The next round of large debt resolution in the steel sector under the Insolvency and Bankruptcy Code (IBC) is expected to see lower recovery. As of March, there were 17 stressed steel assets with a total outstanding liability of ₹62,000 crore seeking resolution.

Unlike the first wave of debt clean-up, the upcoming resolution cases shall largely be smaller assets concentrated in the long integrated, sponge iron and flat re-rolling space, said credit rating agency Crisil. Moreover, the global trade barriers will also curb exports of flat re-rollers and suppress demand for the small steel assets put on the block, it added.

The government has managed to recover ₹70,000 crore of the ₹1.7-lakh crore defaulted by 94 companies, translating into a haircut of 58 per cent for financial and operational creditors. At ₹90,000 crore, just 16 steel companies accounted for nearly half of the bad debt. Their resolution required a haircut of 47 per cent.

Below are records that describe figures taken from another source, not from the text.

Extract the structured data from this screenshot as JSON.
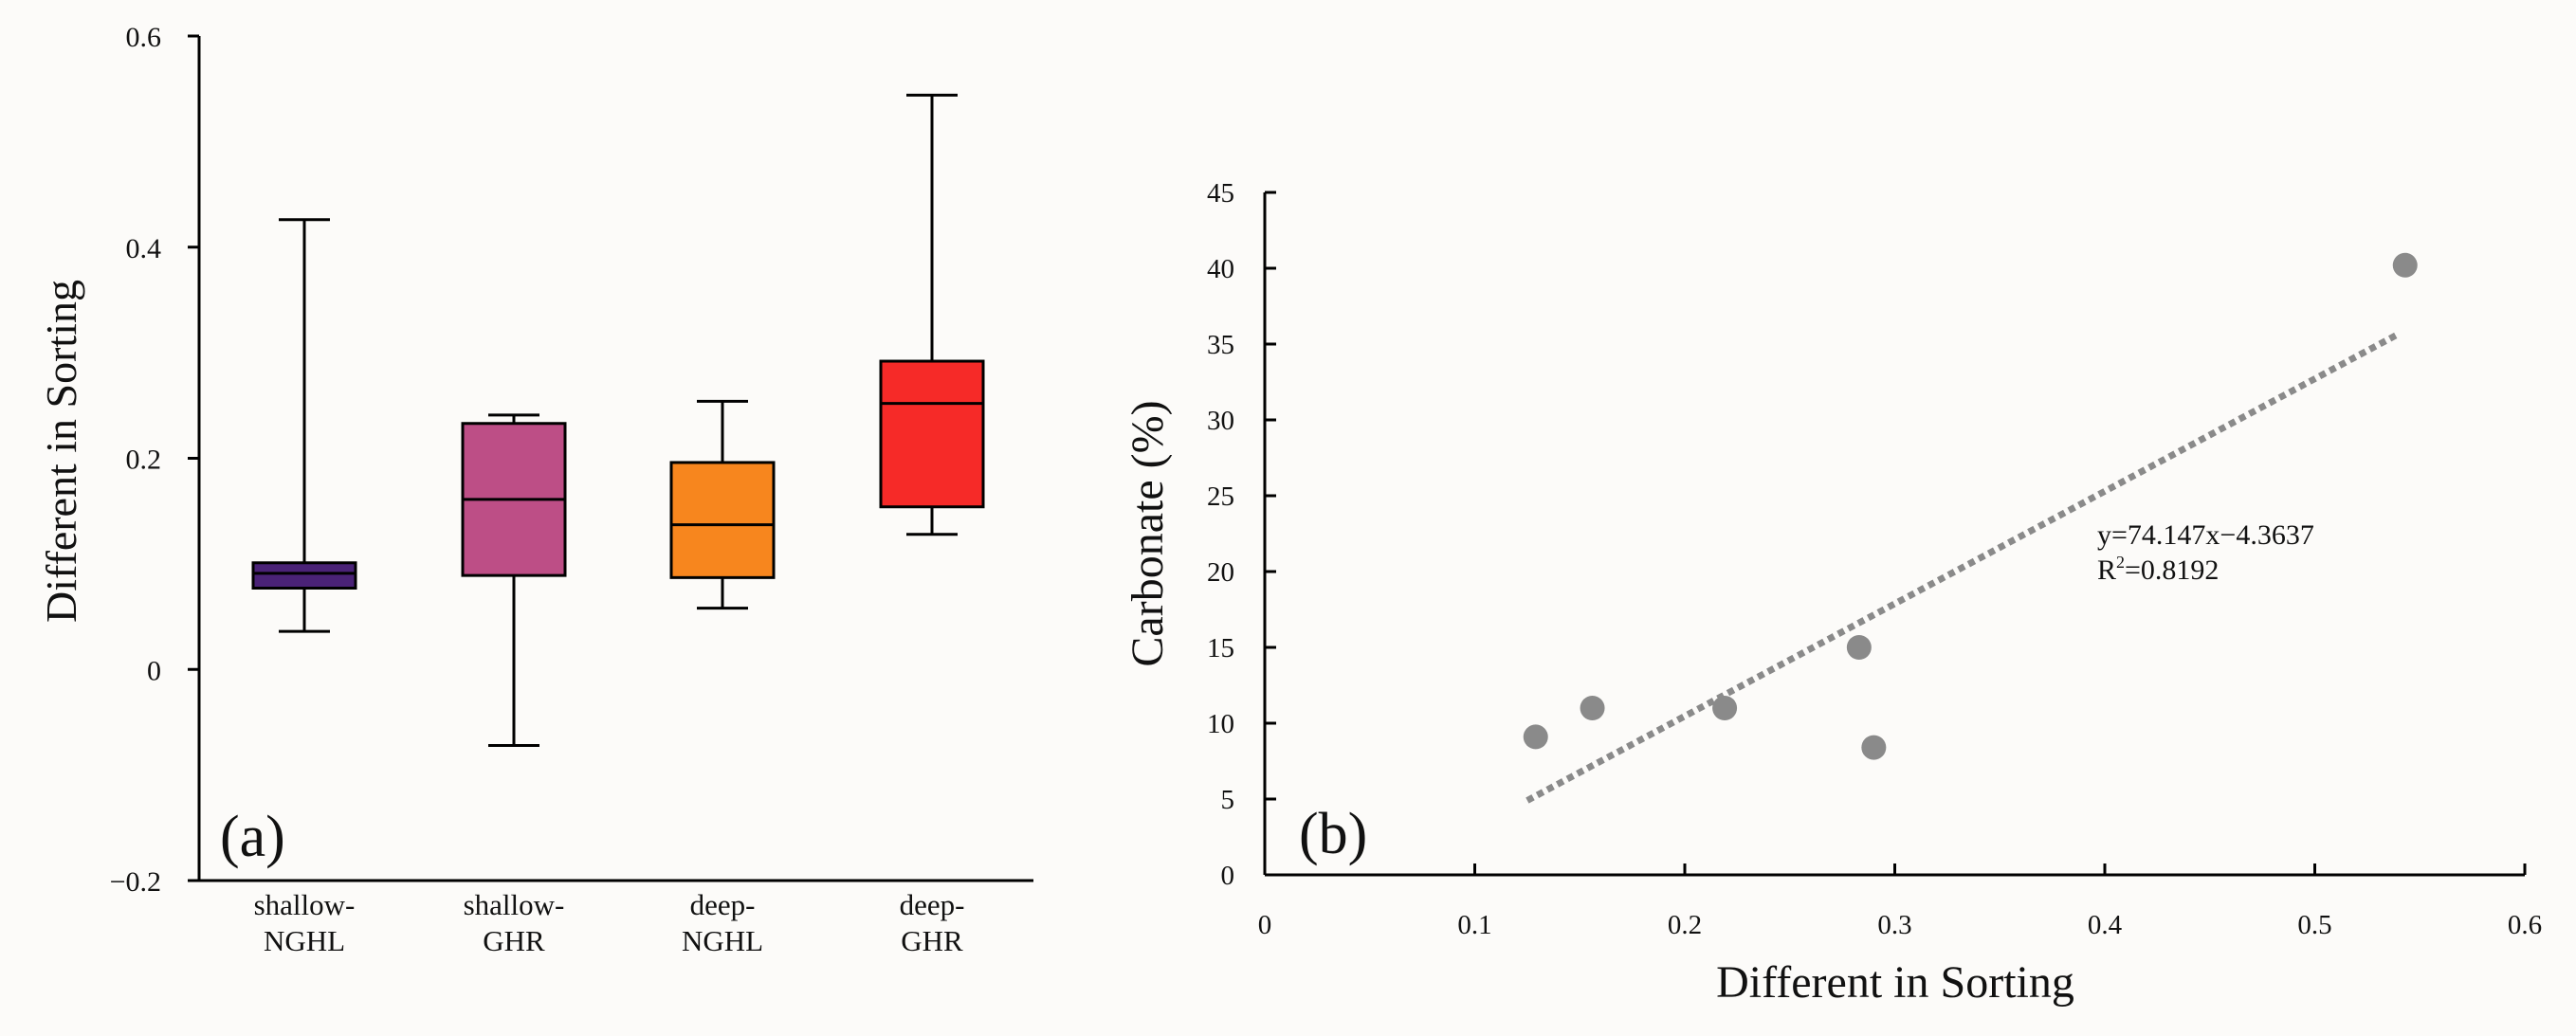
{
  "chart_data": [
    {
      "type": "box",
      "panel_label": "(a)",
      "ylabel": "Different in Sorting",
      "ylim": [
        -0.2,
        0.6
      ],
      "yticks": [
        {
          "value": -0.2,
          "label": "−0.2"
        },
        {
          "value": 0,
          "label": "0"
        },
        {
          "value": 0.2,
          "label": "0.2"
        },
        {
          "value": 0.4,
          "label": "0.4"
        },
        {
          "value": 0.6,
          "label": "0.6"
        }
      ],
      "boxes": [
        {
          "label_line1": "shallow-",
          "label_line2": "NGHL",
          "min": 0.036,
          "q1": 0.077,
          "median": 0.091,
          "q3": 0.101,
          "max": 0.426,
          "color": "#4a2277"
        },
        {
          "label_line1": "shallow-",
          "label_line2": "GHR",
          "min": -0.072,
          "q1": 0.089,
          "median": 0.161,
          "q3": 0.233,
          "max": 0.241,
          "color": "#bd4e86"
        },
        {
          "label_line1": "deep-",
          "label_line2": "NGHL",
          "min": 0.058,
          "q1": 0.087,
          "median": 0.137,
          "q3": 0.196,
          "max": 0.254,
          "color": "#f7861e"
        },
        {
          "label_line1": "deep-",
          "label_line2": "GHR",
          "min": 0.128,
          "q1": 0.154,
          "median": 0.252,
          "q3": 0.292,
          "max": 0.544,
          "color": "#f62a28"
        }
      ]
    },
    {
      "type": "scatter",
      "panel_label": "(b)",
      "xlabel": "Different in Sorting",
      "ylabel": "Carbonate (%)",
      "xlim": [
        0,
        0.6
      ],
      "ylim": [
        0,
        45
      ],
      "xticks": [
        {
          "value": 0,
          "label": "0"
        },
        {
          "value": 0.1,
          "label": "0.1"
        },
        {
          "value": 0.2,
          "label": "0.2"
        },
        {
          "value": 0.3,
          "label": "0.3"
        },
        {
          "value": 0.4,
          "label": "0.4"
        },
        {
          "value": 0.5,
          "label": "0.5"
        },
        {
          "value": 0.6,
          "label": "0.6"
        }
      ],
      "yticks": [
        {
          "value": 0,
          "label": "0"
        },
        {
          "value": 5,
          "label": "5"
        },
        {
          "value": 10,
          "label": "10"
        },
        {
          "value": 15,
          "label": "15"
        },
        {
          "value": 20,
          "label": "20"
        },
        {
          "value": 25,
          "label": "25"
        },
        {
          "value": 30,
          "label": "30"
        },
        {
          "value": 35,
          "label": "35"
        },
        {
          "value": 40,
          "label": "40"
        },
        {
          "value": 45,
          "label": "45"
        }
      ],
      "points": [
        {
          "x": 0.129,
          "y": 9.1
        },
        {
          "x": 0.156,
          "y": 11.0
        },
        {
          "x": 0.219,
          "y": 11.0
        },
        {
          "x": 0.283,
          "y": 15.0
        },
        {
          "x": 0.29,
          "y": 8.4
        },
        {
          "x": 0.543,
          "y": 40.2
        }
      ],
      "point_color": "#8a8a8a",
      "trendline": {
        "slope": 74.147,
        "intercept": -4.3637,
        "x_range": [
          0.125,
          0.54
        ],
        "color": "#8a8a8a",
        "equation_label": "y=74.147x−4.3637",
        "r2_prefix": "R",
        "r2_sup": "2",
        "r2_value": "=0.8192"
      }
    }
  ]
}
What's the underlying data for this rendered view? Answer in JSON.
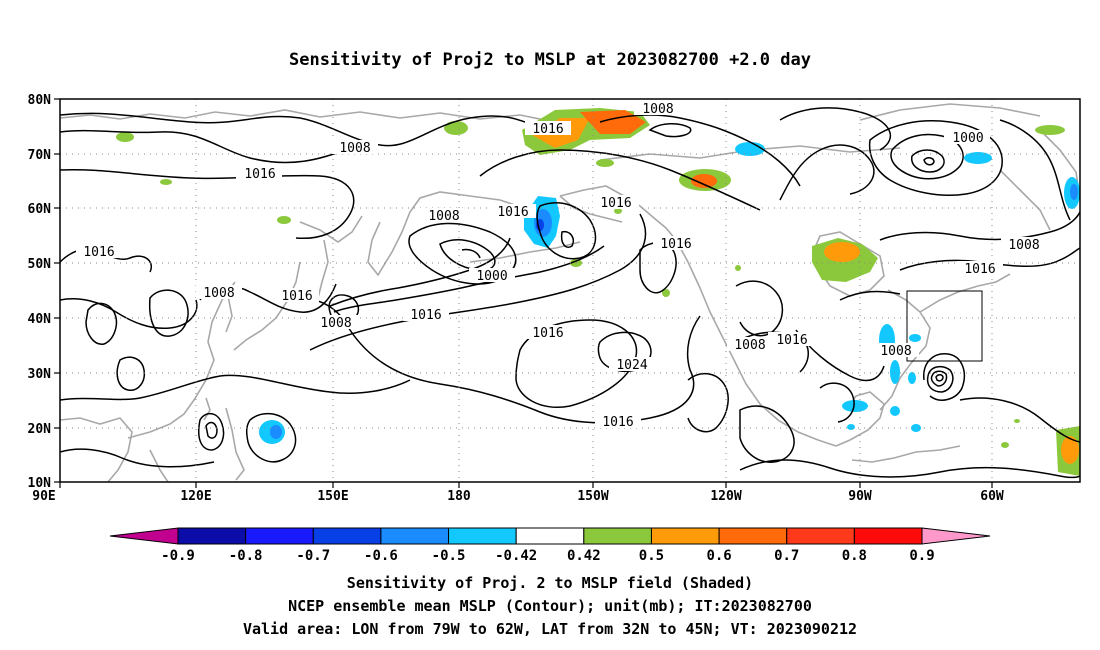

The balance debt of ₹80,000 crore of 78 companies in the textiles, construction and auto components sectors was resolved with a haircut of about 69 per cent, said Crisil.

The steel sector is set to see 28-30 million tonne in capacity addition. This will keep utilisation levels at 80-82 per cent till FY24. This will curb aggressive bidding during the next round of stressed assets resolution, it said.